We sleep in traditional Scott Polar tents. They are a proven design and can survive winds over 120 km/h when sufficiently guy roped. The sleeping bags are very warm, a down sleeping bag within another and a cotton sheet inner and outer. Normally this is too warm so one bag acts as a duvet. Liquid human waste is excreted in a tide crack (sea ice cracks due to the tide next to the land). When in the tent, we pee in a plastic “pee” bottle. Solid human waste is collected in a bucket and transported to be incinerated in New Zealand. The 24 hour day light takes a bit to get used to. The only time cue is the position of the sun or watch. The tent is always bright orange.

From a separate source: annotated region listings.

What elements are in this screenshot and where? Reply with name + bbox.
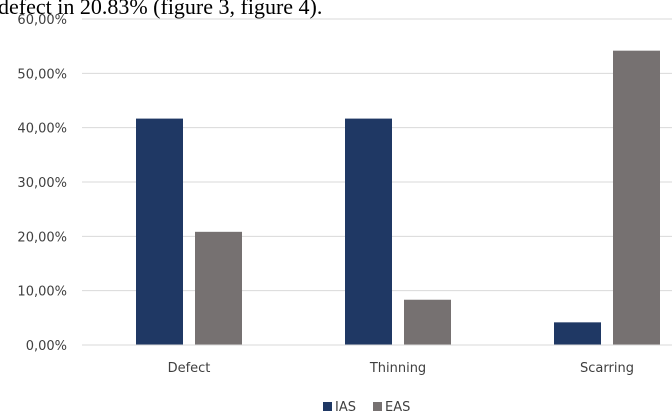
x-tick-label: Scarring	[580, 361, 634, 376]
bar-eas-thinning	[404, 299, 451, 345]
y-tick-label: 60,00%	[17, 13, 67, 28]
bars	[136, 50, 660, 346]
legend: IAS EAS	[323, 400, 410, 414]
legend-swatch-ias	[323, 402, 332, 411]
bar-ias-thinning	[345, 118, 392, 345]
bar-ias-scarring	[554, 322, 601, 345]
y-tick-label: 40,00%	[17, 122, 67, 137]
y-axis-tick-labels: 0,00% 10,00% 20,00% 30,00% 40,00% 50,00% 60,00…	[17, 13, 67, 354]
bar-eas-scarring	[613, 50, 660, 346]
y-tick-label: 0,00%	[26, 339, 67, 354]
bar-ias-defect	[136, 118, 183, 345]
y-tick-label: 50,00%	[17, 67, 67, 82]
x-tick-label: Thinning	[369, 361, 426, 376]
x-axis-tick-labels: Defect Thinning Scarring	[168, 361, 634, 376]
y-tick-label: 10,00%	[17, 285, 67, 300]
legend-label-eas: EAS	[385, 400, 410, 414]
y-tick-label: 20,00%	[17, 230, 67, 245]
legend-label-ias: IAS	[335, 400, 356, 414]
legend-swatch-eas	[373, 402, 382, 411]
y-tick-label: 30,00%	[17, 176, 67, 191]
caption-fragment: defect in 20.83% (figure 3, figure 4).	[0, 0, 322, 19]
bar-eas-defect	[195, 231, 242, 345]
x-tick-label: Defect	[168, 361, 211, 376]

The environment is not dirty although there can be dust. We have no shower in the field but typically once a week I would have a flannel wash. This is more effective than you might think and uses minimal water. Luckily we were able to go back to Scott Base for a shower mid trip. A week per clothing set is standard during normal work. Socks are hung to air for a couple of days before being reused. Every few weeks, clothing is washed in a bucket. This level of cleanliness would be generally unacceptable elsewhere but we maintain a healthy level of cleanliness. It is an almost sterile environment and very dry. We have no animal contact, dirt/mud or warmth so the dirtiness and bacteria encountered with camping or tramping at home is not an issue here.
Due to the creativeness of the team, we eat well. The food is dehydrated and frozen with an occasional supply of fresh food called “freshies”. We are near a penguin colony so we do not eat poultry as this could introduce disease. Because of the cold and high energy requirements, we eat substantial amounts of salami, cheese and chocolate. Fresh bread is cooked daily and the occasional cake.
Social interaction is key to healthy wellbeing. We have a lot of fun together with varied intellectual and humored conversation. Being busy working means our minds are always occupied. Sunday afternoons are a rest time which is stimulating and we would generally sit and watch a movie together. We have little opportunity to interact with family and friends at home. Calls can be made on the satellite phone although this is very expensive and difficult to fully engage in conversation with such short calls. We have daily radio communication with Scott Base Com’s to catch up on the news and pass on any messages. I always remind myself that no news is good news. It is harder for the members of the team who have close family and are not used to this level of isolation. Personally I have enjoyed the opportunity to be isolated from the high levels of social stimulus in my normal life. We concentrate and thrive on the fundamentals; personal social interaction, good food, shelter and warmth.